5th Chairwoman of the Criminal Division of the Supreme Court of Lithuania
- Incumbent
- Assumed office 11 November 2022
- President: Gitanas Nausėda
- Prime Minister: Ingrida Šimonytė Gintautas Paluckas
- Preceded by: Aurelius Gutauskas

Judge of the Supreme Court of Lithuania
- Incumbent
- Assumed office October 2017

Acting President of the Supreme Court of Lithuania
- In office 14 November 2022 – 27 March 2023
- Preceded by: Sigita Rudėnaitė (acting)
- Succeeded by: Danguolė Bublienė

Personal details
- Born: 1973 (age 52–53) Lithuania
- Alma mater: Vilnius University
- Occupation: Lawyer

= Gabrielė Juodkaitė-Granskienė =

Lithuanian lawyer and legal scholar

Gabrielė Juodkaitė-Granskienė (/lt/; born 1973) is a Lithuanian lawyer and legal scholar. Since 2017, she serves as a judge of the Supreme Court of Lithuania.

She has served as the Director at the Forensic Science Centre of Lithuania. Since 2022, she also serves as the Chairwoman of the Criminal Division of the Supreme Court of Lithuania.

== Education ==
Juodkaitė-Granskienė graduated with a law degree from Vilnius University in 1996 and earned her PhD in Law from the same institution in 2003. She has also served as an associate professor at the Faculty of Law at Vilnius University since 1997.

== Career ==
Juodkaitė-Granskienė has held several prominent positions throughout her career. She served as the Director of the Forensic Science Centre of Lithuania, where she was responsible for overseeing the country's forensic research.

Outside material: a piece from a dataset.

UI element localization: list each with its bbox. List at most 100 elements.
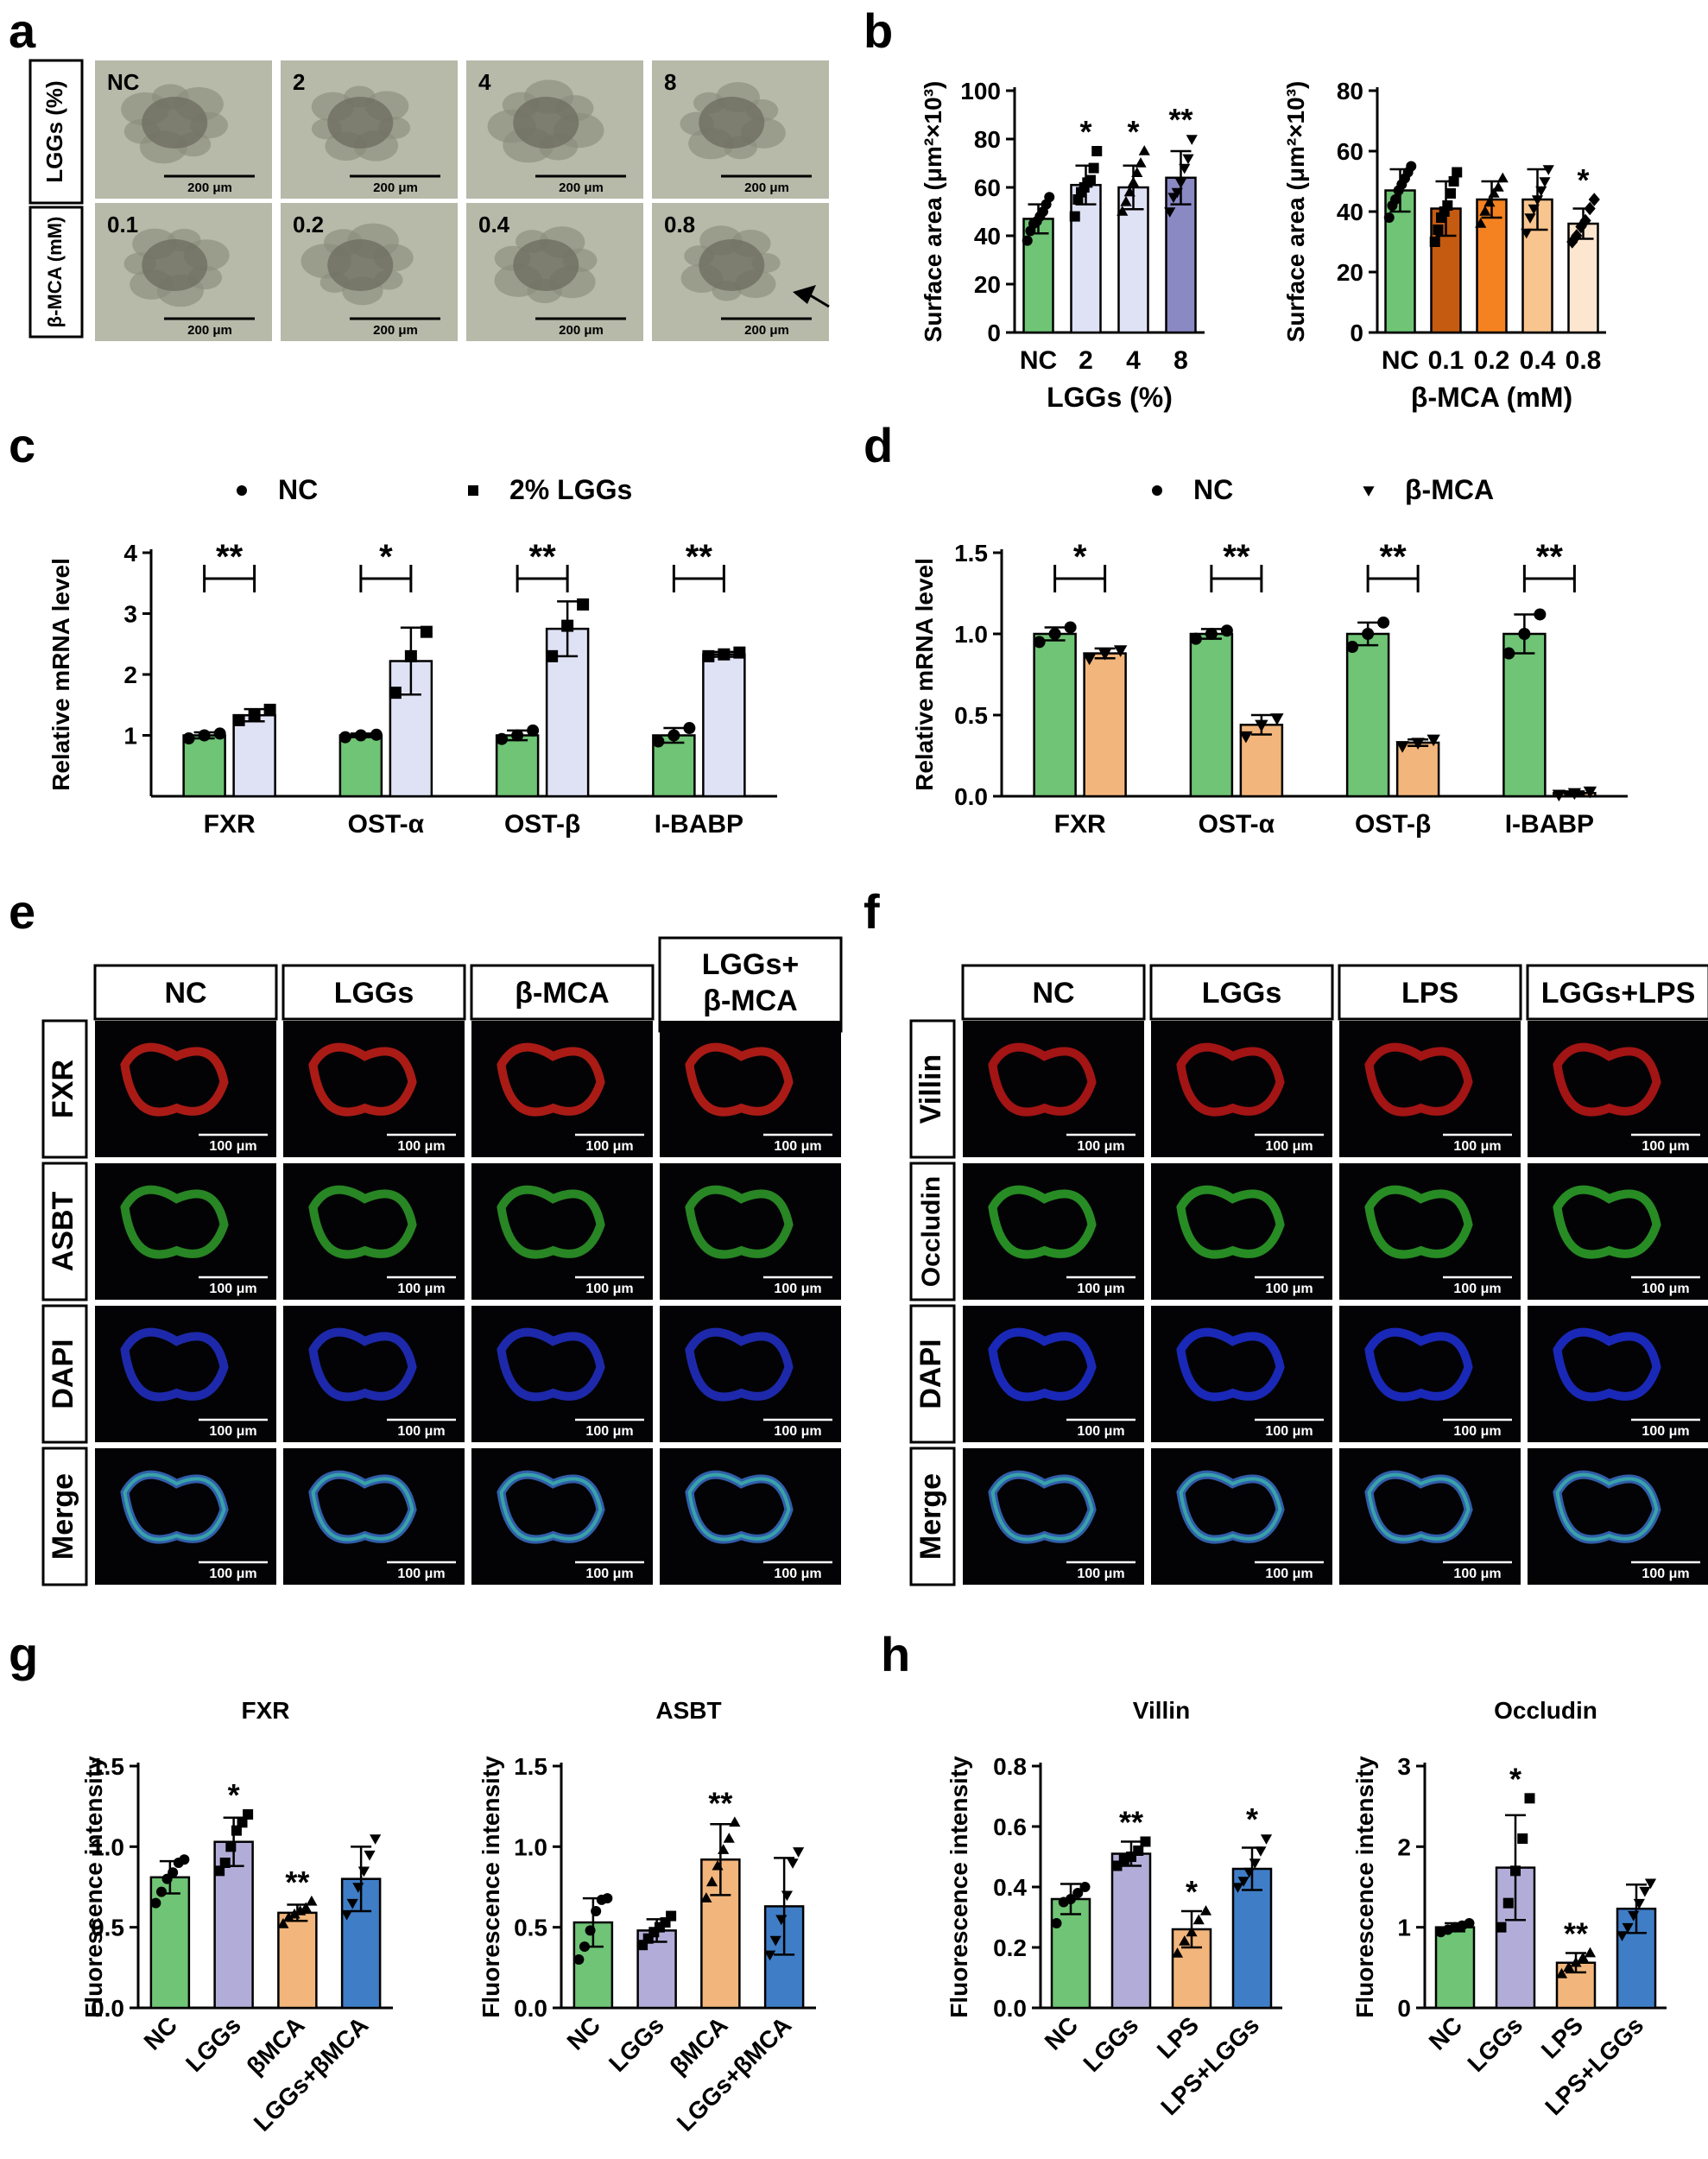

In 2017, she was appointed as a judge of the Supreme Court of Lithuania, where she has contributed her expertise in criminal law. Since 11 November 2022, she has served as the Chairwoman of the Criminal Cases Division of the Supreme Court of Lithuania. Additionally, she has been an associate professor at the Faculty of Law at Vilnius University since 1997, where she has shared her knowledge of law with students.